While regional agreements would be a way of tackling illegal activities, sensitivities about sovereignty in Asia could hamper make any negotiations, Don Rothwell, a law of the sea expert at the Australian National University, told AFP.

'Life is very cheap'

McNulty's call for new international treaties came as Indonesia and Thailand agreed Thursday to set up a joint taskforce on illegal fishing.

Thai firms have been linked to shadowy fishing operations in Indonesia, a rich hunting ground that sees Jakarta lose an estimated US$20 billion annually.

The crew on board such vessels are frequently extremely poor and working in difficult conditions, McNulty said, likening their situation to "modern-day slavery".

"Life is very cheap and if someone is injured, they usually go over the side because they're a burden to the operation." Sea Shepherd Australia, an environmental activist group pursuing vessels suspected of illegally fishing in the Southern Ocean, welcomed McNulty's comments and said countries needed to do more.

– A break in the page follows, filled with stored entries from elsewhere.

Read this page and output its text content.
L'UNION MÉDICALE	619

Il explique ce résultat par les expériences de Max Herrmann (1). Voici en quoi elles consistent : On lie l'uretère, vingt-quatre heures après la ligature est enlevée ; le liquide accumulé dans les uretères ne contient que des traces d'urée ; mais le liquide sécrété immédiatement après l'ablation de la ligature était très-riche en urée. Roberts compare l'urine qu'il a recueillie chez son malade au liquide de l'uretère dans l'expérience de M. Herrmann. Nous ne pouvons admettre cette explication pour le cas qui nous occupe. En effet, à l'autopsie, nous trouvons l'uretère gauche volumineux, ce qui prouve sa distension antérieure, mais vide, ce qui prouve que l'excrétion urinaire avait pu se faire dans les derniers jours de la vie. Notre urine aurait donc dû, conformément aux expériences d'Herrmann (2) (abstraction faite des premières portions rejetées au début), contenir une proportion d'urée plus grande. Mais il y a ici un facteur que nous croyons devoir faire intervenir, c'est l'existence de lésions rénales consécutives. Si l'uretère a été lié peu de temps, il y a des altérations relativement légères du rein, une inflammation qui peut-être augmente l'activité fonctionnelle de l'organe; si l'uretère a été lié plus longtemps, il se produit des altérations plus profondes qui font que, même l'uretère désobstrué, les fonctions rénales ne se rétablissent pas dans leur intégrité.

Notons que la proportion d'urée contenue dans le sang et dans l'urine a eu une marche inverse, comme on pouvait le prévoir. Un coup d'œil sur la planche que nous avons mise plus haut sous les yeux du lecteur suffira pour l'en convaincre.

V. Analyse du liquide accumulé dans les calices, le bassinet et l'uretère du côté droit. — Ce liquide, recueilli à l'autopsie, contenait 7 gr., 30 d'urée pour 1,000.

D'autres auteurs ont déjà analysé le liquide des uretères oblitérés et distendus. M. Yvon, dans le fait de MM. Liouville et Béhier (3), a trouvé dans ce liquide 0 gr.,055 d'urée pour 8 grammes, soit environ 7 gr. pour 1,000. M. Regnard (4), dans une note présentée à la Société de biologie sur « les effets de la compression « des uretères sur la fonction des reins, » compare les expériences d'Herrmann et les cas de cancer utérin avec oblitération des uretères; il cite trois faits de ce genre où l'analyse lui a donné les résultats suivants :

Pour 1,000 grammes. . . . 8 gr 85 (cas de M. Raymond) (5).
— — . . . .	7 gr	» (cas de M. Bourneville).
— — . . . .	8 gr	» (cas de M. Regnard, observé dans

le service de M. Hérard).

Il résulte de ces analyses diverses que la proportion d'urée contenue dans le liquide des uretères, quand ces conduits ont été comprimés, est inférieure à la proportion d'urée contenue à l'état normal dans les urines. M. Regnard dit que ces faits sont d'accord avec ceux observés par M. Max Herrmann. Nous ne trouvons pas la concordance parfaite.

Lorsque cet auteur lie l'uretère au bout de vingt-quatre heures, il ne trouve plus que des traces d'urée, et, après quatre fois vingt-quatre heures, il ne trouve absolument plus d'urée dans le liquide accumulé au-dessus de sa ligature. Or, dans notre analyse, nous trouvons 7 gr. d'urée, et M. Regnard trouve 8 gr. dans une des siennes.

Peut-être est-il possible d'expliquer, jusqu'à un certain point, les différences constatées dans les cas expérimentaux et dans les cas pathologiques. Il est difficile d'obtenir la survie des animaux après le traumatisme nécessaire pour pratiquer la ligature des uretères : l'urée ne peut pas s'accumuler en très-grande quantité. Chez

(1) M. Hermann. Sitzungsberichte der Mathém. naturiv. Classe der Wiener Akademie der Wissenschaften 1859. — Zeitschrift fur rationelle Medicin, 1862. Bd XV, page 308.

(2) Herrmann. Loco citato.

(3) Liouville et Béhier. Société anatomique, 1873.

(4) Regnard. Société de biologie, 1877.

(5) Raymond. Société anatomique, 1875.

"We've got a history here of inaction by governments and any way where... we can see these criminals brought to justice we would support," Sea Shepherd Australia spokesman Adam Burling told AFP.

"Sea Shepherd has had to go out on its own and take on these poachers, and it's shown with the small resources that we have that we've been able to be very effective." Sea Shepherd ships Bob Barker and Sam Simon spent three months chasing Nigerian-flagged vessel Thunder earlier this year before rescuing its crew after the ship sank in early April.

Thunder is on a list of ships deemed to have engaged in illegal, unreported, or unregulated fishing activities by multi-national body the Conservation of Antarctic Marine Living Resources.